Select Board members, flanked by Finance Committee chair Eric Dahlberg and town manager Kerry Lafleur, discuss capital plans for the next fiscal year. Photo: Dakota Antelman/The Concord Bridge

10-year plan envisions $90M for public works campus, police/fire complex

November 25, 2024

By Betsy Levinson and Dakota Antelman — Dakota@concordbridge.org

Concord would spend nearly $400 million on capital projects — including almost $90 million for a new public works campus and police/fire complex — over the next decade per a department head wishlist unveiled last week.

Separately, projections reviewed at the joint meeting of the Select Board, School Committee, and Finance Committee included $18 million in capital requests over 10 years from Concord Public Schools.

Finance director Anthony Ansaldi said the town figures were “unvetted,” but the three government boards would iron out details before future Town Meetings consider any spending requests.

Illustration by Peter Farago

The 10-year figures on the town side start around $17.8 million, balloon to about $101.4 million in fiscal 2028, and settle back to around $10.6 million in fiscal 2035.

The fiscal 2028 figure includes $35 million related to a new public safety building, Ansaldi said. That same year, the plan proposes $54 million tied to a public works campus.

Concord would spend $3.5 million in design costs for the police/fire building in the 2027 fiscal year. Design for the public works campus would cost $5.4 million.

Fiscal 2028 is when the Alcott and Thoreau schools’ building loans will be paid off, he said. Until then, Select Board member Terri Ackerman said, there is “no room” to consider major projects like a new public works campus.

Ansaldi said the town must first find land to build a replacement for what Concord Public Works director Alan Cathcart has called a facility in “failure mode.”

Rainy day forecasting

Ansaldi called for creating a capital stabilization fund to “smooth out” the long-term borrowing process. “A lot of capital requests come in,” he said. “We need to plan now for a rainy day.”

He said interest rates on loans are currently favorable but will inevitably go down and that the town will want to protect its AAA bond rating.

FinCom member Peggy Briggs called for greater efficiency as town departments build budgets and approach the state-set 2.5 percent cap on spending increases.
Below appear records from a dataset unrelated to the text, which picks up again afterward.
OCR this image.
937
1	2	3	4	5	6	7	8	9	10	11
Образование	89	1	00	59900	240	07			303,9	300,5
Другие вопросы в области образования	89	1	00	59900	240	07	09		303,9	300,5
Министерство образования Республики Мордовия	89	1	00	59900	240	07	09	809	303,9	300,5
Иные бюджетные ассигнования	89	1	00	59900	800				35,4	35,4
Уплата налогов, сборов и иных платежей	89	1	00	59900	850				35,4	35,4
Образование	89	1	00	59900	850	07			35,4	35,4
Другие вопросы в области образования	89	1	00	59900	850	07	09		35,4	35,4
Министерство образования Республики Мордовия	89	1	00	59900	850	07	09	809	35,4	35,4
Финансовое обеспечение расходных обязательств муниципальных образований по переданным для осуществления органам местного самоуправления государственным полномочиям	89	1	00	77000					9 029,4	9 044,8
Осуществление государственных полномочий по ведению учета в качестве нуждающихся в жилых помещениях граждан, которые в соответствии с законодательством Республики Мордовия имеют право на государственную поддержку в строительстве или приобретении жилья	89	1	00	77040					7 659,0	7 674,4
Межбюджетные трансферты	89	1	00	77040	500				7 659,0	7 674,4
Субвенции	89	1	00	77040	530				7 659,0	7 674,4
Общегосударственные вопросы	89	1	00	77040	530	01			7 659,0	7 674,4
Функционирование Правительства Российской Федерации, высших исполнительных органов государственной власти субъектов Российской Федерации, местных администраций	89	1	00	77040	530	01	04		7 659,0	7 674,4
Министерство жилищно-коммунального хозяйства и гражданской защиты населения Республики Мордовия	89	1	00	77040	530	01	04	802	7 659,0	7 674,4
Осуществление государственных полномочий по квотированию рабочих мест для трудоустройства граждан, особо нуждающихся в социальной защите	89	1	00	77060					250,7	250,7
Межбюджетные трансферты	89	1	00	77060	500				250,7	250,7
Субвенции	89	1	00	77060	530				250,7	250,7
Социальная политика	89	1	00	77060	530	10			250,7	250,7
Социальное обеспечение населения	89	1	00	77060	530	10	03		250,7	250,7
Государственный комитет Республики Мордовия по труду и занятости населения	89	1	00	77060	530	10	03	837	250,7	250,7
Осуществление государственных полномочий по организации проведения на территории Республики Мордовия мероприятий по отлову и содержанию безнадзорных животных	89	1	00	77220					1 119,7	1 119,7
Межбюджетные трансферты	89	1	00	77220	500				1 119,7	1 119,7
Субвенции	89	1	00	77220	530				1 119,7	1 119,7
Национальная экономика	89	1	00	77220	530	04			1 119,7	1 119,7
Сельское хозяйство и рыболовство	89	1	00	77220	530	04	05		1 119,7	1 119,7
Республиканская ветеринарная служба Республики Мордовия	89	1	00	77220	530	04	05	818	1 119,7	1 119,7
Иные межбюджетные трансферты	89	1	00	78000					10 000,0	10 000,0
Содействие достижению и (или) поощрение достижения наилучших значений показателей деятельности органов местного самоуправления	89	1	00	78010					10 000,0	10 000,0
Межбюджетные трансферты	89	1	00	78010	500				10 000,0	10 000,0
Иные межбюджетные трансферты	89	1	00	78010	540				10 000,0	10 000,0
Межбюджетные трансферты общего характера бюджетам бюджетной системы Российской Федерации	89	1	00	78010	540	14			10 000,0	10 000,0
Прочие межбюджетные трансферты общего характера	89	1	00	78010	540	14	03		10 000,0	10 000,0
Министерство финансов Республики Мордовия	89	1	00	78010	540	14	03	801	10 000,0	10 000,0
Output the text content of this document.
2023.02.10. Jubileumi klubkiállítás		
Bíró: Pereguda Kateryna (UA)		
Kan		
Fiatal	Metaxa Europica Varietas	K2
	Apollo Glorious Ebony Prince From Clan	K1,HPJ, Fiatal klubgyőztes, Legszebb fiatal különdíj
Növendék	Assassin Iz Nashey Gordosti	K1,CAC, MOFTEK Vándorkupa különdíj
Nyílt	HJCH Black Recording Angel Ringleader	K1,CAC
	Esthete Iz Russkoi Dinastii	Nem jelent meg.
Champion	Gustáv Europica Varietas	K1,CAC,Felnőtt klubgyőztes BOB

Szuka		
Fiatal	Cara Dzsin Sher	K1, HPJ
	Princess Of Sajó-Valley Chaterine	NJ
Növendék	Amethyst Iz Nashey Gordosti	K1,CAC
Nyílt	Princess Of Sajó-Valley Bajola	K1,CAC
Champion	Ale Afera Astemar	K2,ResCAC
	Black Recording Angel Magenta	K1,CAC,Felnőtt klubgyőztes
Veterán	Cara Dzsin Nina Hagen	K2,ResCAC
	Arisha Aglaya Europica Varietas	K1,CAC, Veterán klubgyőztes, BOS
The FinCom plans to present the formal fiscal 2026 capital budget on December 16.

Schools superintendent Laurie Hunter, center, speaks during last Monday’s meeting. Photo: Dakota Antelman/The Concord Bridge

Back to bathrooms?

School finance director Bob Conry presented a fiscal 2026 capital plan totaling about $1.5 million for the Concord Public Schools. The list of big-ticket items includes just over $216,000 in roofing work at the Thoreau school.

At Concord-Carlisle High School, upcoming projects include a proposed amenities building for the stadium. There are a range of proposals, from a bare-bones restroom facility to one with a concession stand.

The School Committee previously proposed spending approximately $2.3 million to replace the portable toilets at Memorial Field with a permanent structure.

The committee later agreed to go back to the drawing board in the face of objections to the price tag.